What we see next are actual animated photographs—incredibly stylized rotoscoping—of the late 50s Corvette, which has been argued to be a ’59 or a ’60. First, a close up of its beautiful toothy grill and shiny stand-alone headlights. And finally some nice long shots with its whitewall tires, red leather interior, and white body with a fat gray swoosh shooting out from its wheel well and along the front doors. As it reenters, Grimaldi, the astronaut, uses the wipers to flick away the accumulated burnt reentry skin on the windshield, which is probably the most scientifically accurate part of this sequence, but stretchingly so.
The sequence, “Soft Landing,” was directed my Jimmy T. Murakami and John Bruno and written by Dan O’Bannon who had written a little horror sci-fi screenplay called Alien (1979) and who would go on to direct Return of the Living Dead (1985).

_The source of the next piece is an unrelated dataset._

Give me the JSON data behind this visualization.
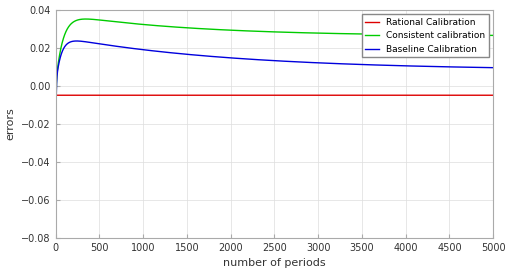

The maiden voyage of the Space Shuttle was 1981, the same year the film was released, which can only mean that the nation was already so excited about these huge changes in the space program that even art was already influenced by it—finally, a spaceship with wings!—and yet the nation was still on a high from the NASA moon landing a mere twelve years before. They took the whole science fiction promise of a flying car, one-upped it, literally into space, and intertwined it forever with the idea of American progress. The opening sequence to Heavy Metal is more nationally iconographic than any war movie out there, and is in fact probably the most Americana-filled opening sequence in the history of world cinema.